Research Projects

The Romani Morpho-Syntax (RMS) Database & Dialect Survey

Project description

The RMS database project was launched in 1998 with the aim of compiling a comparative description of Romani dialects in electronic form. The principal focus is on variation in the domain of morpho-syntax, but lexical, lexico-phonetic, and some phonological features are also included. The material covered draws on published sources as well as on descriptive fieldwork carried out as part of the project. The methodology employed is typological, descriptive, and historical.

The database is currently stored in FilemakerPro 6, a user-friendly database application. It has two dimensions: Records represent individual sources on individual dialects (a dialect can have more than one record if there are several different sources). Fields are entries in response to questions. Some fields are text fields which contain examples. Others are pre-defined value lists that contain categorisations of various kinds. Fields are displayed in a number of different Layouts; these tend to correspond to the chapters in a standard grammatical description (e.g. 'word order', 'nominal derivation', 'definite and indefinite articles', 'complementation', 'lexical phonology', 'verb inflection', 'demonstratives', and many more).

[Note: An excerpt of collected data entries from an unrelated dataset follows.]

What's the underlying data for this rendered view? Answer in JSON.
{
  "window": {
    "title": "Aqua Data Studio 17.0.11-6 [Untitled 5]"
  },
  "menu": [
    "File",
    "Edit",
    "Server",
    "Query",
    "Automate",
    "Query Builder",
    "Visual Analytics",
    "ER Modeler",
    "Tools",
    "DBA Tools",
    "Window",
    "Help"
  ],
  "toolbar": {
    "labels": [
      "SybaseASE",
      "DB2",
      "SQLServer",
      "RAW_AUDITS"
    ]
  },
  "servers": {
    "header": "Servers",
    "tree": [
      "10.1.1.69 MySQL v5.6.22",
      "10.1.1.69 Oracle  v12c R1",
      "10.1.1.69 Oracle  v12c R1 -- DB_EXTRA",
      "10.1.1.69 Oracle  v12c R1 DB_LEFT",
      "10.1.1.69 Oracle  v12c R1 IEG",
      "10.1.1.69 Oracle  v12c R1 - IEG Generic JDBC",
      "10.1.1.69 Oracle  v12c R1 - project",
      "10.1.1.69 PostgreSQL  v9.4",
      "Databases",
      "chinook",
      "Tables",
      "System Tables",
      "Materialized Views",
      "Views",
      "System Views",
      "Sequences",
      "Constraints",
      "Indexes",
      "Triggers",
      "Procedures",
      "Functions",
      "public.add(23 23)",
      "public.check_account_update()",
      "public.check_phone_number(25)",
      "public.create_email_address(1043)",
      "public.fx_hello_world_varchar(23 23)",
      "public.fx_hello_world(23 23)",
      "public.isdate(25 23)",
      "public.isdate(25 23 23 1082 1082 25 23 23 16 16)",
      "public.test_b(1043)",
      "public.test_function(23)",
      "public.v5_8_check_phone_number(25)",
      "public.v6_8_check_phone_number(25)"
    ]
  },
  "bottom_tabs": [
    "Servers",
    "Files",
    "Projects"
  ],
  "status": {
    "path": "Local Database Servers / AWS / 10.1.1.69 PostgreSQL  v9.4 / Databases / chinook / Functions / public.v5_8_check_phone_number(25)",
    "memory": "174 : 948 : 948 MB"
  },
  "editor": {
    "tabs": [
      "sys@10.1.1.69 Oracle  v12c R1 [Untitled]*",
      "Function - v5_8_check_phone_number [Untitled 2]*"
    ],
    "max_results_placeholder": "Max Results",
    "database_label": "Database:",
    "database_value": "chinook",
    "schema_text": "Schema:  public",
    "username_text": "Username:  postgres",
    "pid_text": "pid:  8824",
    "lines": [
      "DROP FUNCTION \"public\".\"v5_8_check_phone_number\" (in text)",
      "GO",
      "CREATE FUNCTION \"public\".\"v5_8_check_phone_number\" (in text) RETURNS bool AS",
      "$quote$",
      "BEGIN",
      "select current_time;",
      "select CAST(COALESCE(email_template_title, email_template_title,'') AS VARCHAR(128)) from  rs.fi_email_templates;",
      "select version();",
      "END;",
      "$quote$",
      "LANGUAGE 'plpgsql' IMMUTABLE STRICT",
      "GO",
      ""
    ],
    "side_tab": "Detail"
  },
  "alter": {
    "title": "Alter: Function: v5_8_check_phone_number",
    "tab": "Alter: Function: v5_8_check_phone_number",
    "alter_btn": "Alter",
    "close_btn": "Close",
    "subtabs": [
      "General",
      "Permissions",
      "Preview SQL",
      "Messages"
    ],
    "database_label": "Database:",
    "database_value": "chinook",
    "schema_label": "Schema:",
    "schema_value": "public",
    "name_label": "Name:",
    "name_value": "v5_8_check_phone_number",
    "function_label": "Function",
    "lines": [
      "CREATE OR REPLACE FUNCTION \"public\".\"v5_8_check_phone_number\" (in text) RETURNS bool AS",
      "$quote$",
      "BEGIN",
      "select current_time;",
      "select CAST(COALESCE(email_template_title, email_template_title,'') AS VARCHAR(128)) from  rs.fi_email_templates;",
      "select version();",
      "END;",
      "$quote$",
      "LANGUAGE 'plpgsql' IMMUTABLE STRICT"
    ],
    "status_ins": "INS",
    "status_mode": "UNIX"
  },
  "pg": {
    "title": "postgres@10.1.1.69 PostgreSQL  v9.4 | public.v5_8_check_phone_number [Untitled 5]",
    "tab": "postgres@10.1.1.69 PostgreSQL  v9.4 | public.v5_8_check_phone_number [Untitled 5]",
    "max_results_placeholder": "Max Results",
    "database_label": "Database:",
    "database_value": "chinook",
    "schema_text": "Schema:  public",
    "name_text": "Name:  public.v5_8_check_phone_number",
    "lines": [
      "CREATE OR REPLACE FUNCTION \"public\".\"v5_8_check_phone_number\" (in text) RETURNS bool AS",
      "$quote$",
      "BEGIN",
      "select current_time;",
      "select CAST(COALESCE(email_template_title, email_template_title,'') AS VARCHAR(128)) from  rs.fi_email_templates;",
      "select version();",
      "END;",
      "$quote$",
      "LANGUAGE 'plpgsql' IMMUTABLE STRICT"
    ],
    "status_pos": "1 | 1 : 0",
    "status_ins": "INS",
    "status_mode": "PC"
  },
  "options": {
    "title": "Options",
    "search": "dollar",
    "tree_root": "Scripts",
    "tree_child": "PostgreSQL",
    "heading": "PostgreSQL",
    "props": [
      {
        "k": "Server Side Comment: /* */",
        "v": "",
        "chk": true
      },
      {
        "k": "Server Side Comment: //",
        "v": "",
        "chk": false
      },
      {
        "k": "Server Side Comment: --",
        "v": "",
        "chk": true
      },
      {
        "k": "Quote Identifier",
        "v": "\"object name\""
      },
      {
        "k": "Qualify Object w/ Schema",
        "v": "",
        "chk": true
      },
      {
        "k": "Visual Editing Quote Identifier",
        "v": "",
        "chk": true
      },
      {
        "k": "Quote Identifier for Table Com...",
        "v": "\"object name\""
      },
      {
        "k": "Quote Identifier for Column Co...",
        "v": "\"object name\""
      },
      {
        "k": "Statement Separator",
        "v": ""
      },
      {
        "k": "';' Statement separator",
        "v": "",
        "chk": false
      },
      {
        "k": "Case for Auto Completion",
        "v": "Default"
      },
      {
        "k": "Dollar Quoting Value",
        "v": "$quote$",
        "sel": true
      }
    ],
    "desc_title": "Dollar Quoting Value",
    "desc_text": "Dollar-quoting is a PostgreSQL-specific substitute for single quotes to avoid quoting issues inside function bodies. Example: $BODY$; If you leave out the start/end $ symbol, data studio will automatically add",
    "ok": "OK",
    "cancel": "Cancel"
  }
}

The data are tagged in several ways:

  • Examples can be accompanied by analytic descriptions, for instance a 'yes' or a 'no' in response to a particular question targeting a general aspect of structural variation, e.g. “is the definite article retained in this dialect?” followed by fields indicating the individual forms of the definite article, representing an historical form-to-form development.
  • Functions of inherited forms are encoded, allowing the user to obtain an historical form-to-function analysis, e.g. “which function do long forms of the present conjugation serve?”, options being 'present-future', 'future', 'conditional', or 'present'.
  • Function-to-form questions are included, based on state-of-the-art typological descriptions in the relevant areas; e.g. “how are negative indefinites expressed in the language?”.
  • Contact influences (i.e. grammatical borrowings) are tagged for source, according to the 'depth' of contact, representing up to three layers of historical contact languages: 'current L2' – that spoken in the community alongside Romani; 'recent L2' – a second language spoken only by the older generation; and 'old L2' – a language that has had a significant impact on the dialect, but is no longer in use in the community.
  • Presence of lexical vocabulary items, and the presence of specific lexical-phonological developments.

The database contains altogether over 5500 fields with information on forms, or analytical questions of this kind, covering all areas of structure, with the exception of phonetics. You can view more screenshots of the RMS-Database here. [Click image for enlarged version]

RMS screenshot RMS screenshot RMS screenshot RMS screenshot RMS screenshot RMS screenshot

The project entered its second phase in 2001, when on the basis of the database structure an elaborate questionnaire – 'The Romani Dialectological Questionnaire' – with over 1,000 entries was designed, with the aim of extending the dataset to cover dialects that have not been thoroughly described so far. The questionnaire covers all areas of morphosyntactic variation in Romani, including conjugations of all potential verb inflection classes, and a wordlist targeting salient variation in historical lexico-phonology. The targeted categories are usually incorporated into short sentences. You can view screenshots of the RMS questionnaire here. [Click image for enlarged version]

Questionaire screenshot Questionaire screenshot Questionaire screenshot

The questionnaire, translated into numerous state languages, has since been in use across Europe to elicit translations from native speakers of Romani, often by Romani native speakers working as project fieldwork assistants. The responses are recorded and then transcribed onto a pre-formatted spreadsheet, where each numbered sentence is pre-tagged for the relevant grammatical-semantic categories that appear in it. This enables the project staff to generate sub-corpora in search of particular categories or category combinations, e.g. 'demonstratives' or 'relative clauses', thereby facilitating data entry into the database, and of course an overview of the structural features by category. You can view an excerpt of the data spreadsheet here. [Click image for enlarged version]

Transcription screenshot

A further advantage of a uniform questionnaire is of course the fact that numerous dialects can be compared for an identical set of sample sentences.